Iberdrola and Endesa, the two largest electricity companies in the country, used their midyear results announcements to tell the government that they see no additional benefits from the tax. They argue the government seeks to curb large corporate gains during the energy crisis and price surge, though both firms report profits have declined in the Spanish market this year. Electricity companies insist they have not benefited from extraordinary state aid, pointing out they have been selling electricity generation at prices well below market expectations and not profiting from the price spikes.
Aelec stresses that the energy crisis has driven costs up sharply, squeezing margins. It contends that a tax based solely on income, without considering costs, would erode profits without raising margins. The proposed levy would also affect regulated activities, such as distribution networks where rates and margins are set by the government and are not driven by market conditions.
The oil sector body argues that the government’s decision to tax unexpected earnings is arbitrary and unfair. It contends profits are cyclical and driven by market conditions and the investments undertaken at risk. He notes that profits once seen as extraordinary in the current cycle were extraordinary losses in 2020, and taxing today’s gains without relief for past losses makes little sense.
In the same context, Iberdrola suggested that gas and oil companies have benefited during the crisis, while integrated electricity providers did not. The company’s president, Ignacio Sánchez Galán, spoke at a conference where analysts mentioned competitors such as Naturgy and Repsol, stating that electricity and gas sectors are not in identical positions and that no extraordinary advantages exist.

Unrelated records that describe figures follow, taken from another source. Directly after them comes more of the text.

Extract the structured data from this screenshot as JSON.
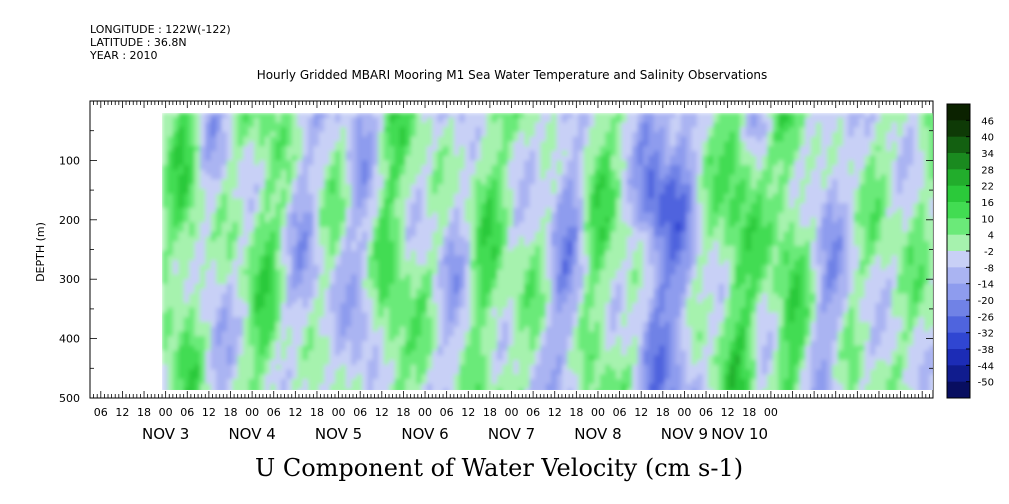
{
  "header": {
    "longitude": "LONGITUDE : 122W(-122)",
    "latitude": "LATITUDE : 36.8N",
    "year": "YEAR : 2010"
  },
  "chart_data": {
    "type": "heatmap",
    "title": "Hourly Gridded MBARI Mooring M1 Sea Water Temperature and Salinity Observations",
    "xlabel": "U Component of Water Velocity (cm s-1)",
    "ylabel": "DEPTH (m)",
    "ylim": [
      500,
      0
    ],
    "yticks": [
      100,
      200,
      300,
      400,
      500
    ],
    "data_depth_range": [
      20,
      490
    ],
    "xlim_hours": [
      -9,
      225
    ],
    "data_hours_range": [
      11,
      225
    ],
    "hour_ticks": [
      "06",
      "12",
      "18",
      "00",
      "06",
      "12",
      "18",
      "00",
      "06",
      "12",
      "18",
      "00",
      "06",
      "12",
      "18",
      "00",
      "06",
      "12",
      "18",
      "00",
      "06",
      "12",
      "18",
      "00",
      "06",
      "12",
      "18",
      "00",
      "06",
      "12",
      "18",
      "00"
    ],
    "day_labels": [
      {
        "label": "NOV  3",
        "hour": 12
      },
      {
        "label": "NOV  4",
        "hour": 36
      },
      {
        "label": "NOV  5",
        "hour": 60
      },
      {
        "label": "NOV  6",
        "hour": 84
      },
      {
        "label": "NOV  7",
        "hour": 108
      },
      {
        "label": "NOV  8",
        "hour": 132
      },
      {
        "label": "NOV  9",
        "hour": 156
      },
      {
        "label": "NOV 10",
        "hour": 168
      }
    ],
    "colorbar": {
      "levels": [
        46,
        40,
        34,
        28,
        22,
        16,
        10,
        4,
        -2,
        -8,
        -14,
        -20,
        -26,
        -32,
        -38,
        -44,
        -50
      ],
      "range": [
        -50,
        50
      ],
      "colors": [
        "#0b2200",
        "#0e3a06",
        "#136011",
        "#1a8a1f",
        "#22ad2c",
        "#2bc93a",
        "#42dc52",
        "#6bea79",
        "#a6f2ae",
        "#c8d0f6",
        "#aab4f2",
        "#8e9cee",
        "#7082e6",
        "#4f64de",
        "#3046d2",
        "#1c2cb6",
        "#101c8e",
        "#080e60"
      ]
    },
    "field_summary": "U velocity mostly between -30 and +20 cm/s; alternating green (eastward) and blue (westward) vertical bands with strongest blue near Nov 7 18-00 and Nov 9 00-06 at ~100-200 m"
  }
}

Repsol and the rule of law
Repsol, Spain’s leading oil company now expanding into multi-energy activities, vowed to resist any arbitrary measure that might affect the group. Its CEO, Josu Jon Imaz, expressed confidence in Spain’s constitutional framework and European legislation to safeguard business operations from unwarranted interference, emphasizing the importance of a stable legal environment within the European market.
Banking and credit shock
Banking associations, including AEB and CECA, present a united front to warn the government that the new tax would not help fight inflation and could slow economic recovery and job creation by hindering corporate lending. Unions estimate that the measure would constrain credit and alter risk decisions within banks, reducing competitiveness in the single European market. Santander has projected a potential credit contraction of up to 50 billion euros in Spain over the two years the tax would be in effect.